Ah, right. Fair and simple means having to follow stricter rules than under the old Fees Office system. I wonder if my proposals would be seen as fair and simple by many MPs.
There were claims that MPs had been reduced to tears at being forced to abide by the rules.
Oh, my heart just bleeds. Fucking sooks, if you can't stand the heat get out of the Commons. You're not in fucking chains in there. If it's so tough take the Chiltern Hundreds and piss off.
During the debate, MPs singled out individual members of Ipsa’s staff for criticism, accusing them of fostering suspicion and leaking stories to the Press. Other officials were described as “remote” and “obstinate”.
...
While the debate was still ongoing, Sir Ian Kennedy, the head of Ipsa, issued a statement rejecting as “categorically untrue” allegations by Ann Clwyd, a former chairman of the Parliamentary Labour Party, that the watchdog had leaked stories to the Press.
Saying that details of expenses claims had been released only following a freedom of information request, he added: "I regret deeply, as will many, such attempts to undermine the professional integrity of members of my organisation."
Not the only thing Ann Clwyd was moaning about. I had a brief look at this debate in Hansard and just before saying the information was leaked to the presss Ann Clwyd saying this:
The story in The Times said that one MP had had a claim for £338 for a shredder refused. Why on earth was he refused that for a shredder? We all use shredders; we often have to shred correspondence, for example.
Well, Ann, possibly it might have been refused because £338 is a lot of fucking money for a shredder. Of course he needs to be able to shred correspondence but if he can't find a machine for half that much then future correspondence might be along the lines of, "Why the fuck are you so profligate with our money, you inept wanker?" As I've explained already, nobody is saying he may not have a shredder and expense it. Nobody - nobody reasonable, anyway - has ever said that MPs can't have what they need for the job they do any more than past employers of mine expected me to bounce up, down and around the British Isles paying for all the fuel, flights and accommodation out of my own pocket. No caps on spending, no allowances made, no limits imposed, just the simple and fair requirement that I could justify every line and the understanding that I might well not be reimbursed if I couldn't.

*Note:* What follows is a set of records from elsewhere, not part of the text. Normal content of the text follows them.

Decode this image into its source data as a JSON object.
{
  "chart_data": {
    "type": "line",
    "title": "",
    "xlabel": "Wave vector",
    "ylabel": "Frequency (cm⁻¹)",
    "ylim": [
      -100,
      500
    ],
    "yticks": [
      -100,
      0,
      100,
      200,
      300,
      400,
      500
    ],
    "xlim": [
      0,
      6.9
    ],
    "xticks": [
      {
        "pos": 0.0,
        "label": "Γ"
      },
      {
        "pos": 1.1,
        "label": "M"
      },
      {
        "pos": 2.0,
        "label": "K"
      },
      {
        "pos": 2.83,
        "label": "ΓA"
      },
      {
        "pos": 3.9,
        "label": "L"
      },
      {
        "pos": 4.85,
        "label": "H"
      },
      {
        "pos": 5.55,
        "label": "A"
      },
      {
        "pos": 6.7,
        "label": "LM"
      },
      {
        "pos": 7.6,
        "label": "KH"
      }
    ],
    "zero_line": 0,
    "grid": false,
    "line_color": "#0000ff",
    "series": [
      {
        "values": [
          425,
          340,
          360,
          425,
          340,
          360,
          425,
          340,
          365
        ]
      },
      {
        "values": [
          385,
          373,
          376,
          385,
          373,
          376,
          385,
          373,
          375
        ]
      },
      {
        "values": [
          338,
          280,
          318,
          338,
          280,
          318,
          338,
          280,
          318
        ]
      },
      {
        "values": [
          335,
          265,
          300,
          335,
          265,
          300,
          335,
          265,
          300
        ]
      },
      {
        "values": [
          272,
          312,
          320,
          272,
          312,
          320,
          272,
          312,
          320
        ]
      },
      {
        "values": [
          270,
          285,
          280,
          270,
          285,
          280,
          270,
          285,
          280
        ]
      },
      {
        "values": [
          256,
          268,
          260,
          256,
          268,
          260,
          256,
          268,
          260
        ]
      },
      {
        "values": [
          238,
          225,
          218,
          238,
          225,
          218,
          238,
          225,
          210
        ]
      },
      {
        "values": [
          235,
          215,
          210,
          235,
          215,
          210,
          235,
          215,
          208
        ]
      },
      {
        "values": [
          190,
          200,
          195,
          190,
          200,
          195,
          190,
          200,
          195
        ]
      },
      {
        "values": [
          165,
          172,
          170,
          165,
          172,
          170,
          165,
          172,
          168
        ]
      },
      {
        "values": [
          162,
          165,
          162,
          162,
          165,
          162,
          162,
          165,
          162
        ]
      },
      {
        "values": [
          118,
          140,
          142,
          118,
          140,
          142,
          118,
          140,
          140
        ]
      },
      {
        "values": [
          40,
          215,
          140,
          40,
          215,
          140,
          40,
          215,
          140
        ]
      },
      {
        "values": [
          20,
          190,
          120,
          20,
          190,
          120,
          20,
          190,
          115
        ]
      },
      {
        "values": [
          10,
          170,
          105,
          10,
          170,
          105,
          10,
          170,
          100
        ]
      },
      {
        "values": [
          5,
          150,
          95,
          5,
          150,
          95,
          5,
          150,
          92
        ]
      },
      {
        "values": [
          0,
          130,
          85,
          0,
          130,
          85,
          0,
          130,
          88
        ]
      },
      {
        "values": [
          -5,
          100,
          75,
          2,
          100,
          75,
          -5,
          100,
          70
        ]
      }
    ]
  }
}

In that respect the MPs have a point. IPSA is a sticking plaster solution as a result of a knee-jerk reaction. Many bloggers were sceptical and felt that it may as well have been called YAFQ (Yet Another Fucking Quango), and so it seems it is. It is over complex and it probably is unfair to parliamentarians - there's no question in my mind that it isn't fair to the taxpayers when once again the receipts are not being made available. But what makes me more than a little suspicious of the MPs' motives - aside from the point that at five hours this debate was apparently worth spending five times as much time on as one about the fighting in Afghanistan - is that if they genuinely wanted simplicity and fairness they should be advocating scrapping IPSA altogether and replacing Gordon Brown's Heath Robinson effort with something very close to what is the norm in the real world, preferably with full disclosure of all receipts and invoices by making them available online to anyone who wants to look along with the reasons given for the purchase. For example:

32nd of Gloom 2010 - 15 sheet x-cut wheeled shredder with bin from Staples, for destruction of private correspondence from constituents etc.*
£140 + VAT (receipt attached, PDF copy forwarded for online publication)

See? And millions of people do that week in, week out. What's so fucking hard about it? Where's the complexity? Where's the unfairness?

'Kinell!


* Yes, I deliberately chose one that was half the price after VAT that the unnamed MP tried to claim for, but sounded like it would still suit a small office with a light but fairly constant amount of shredding to do. I also found one that was similarly specced but more than twice as much. Took about fifteen minutes light surfing for both of them.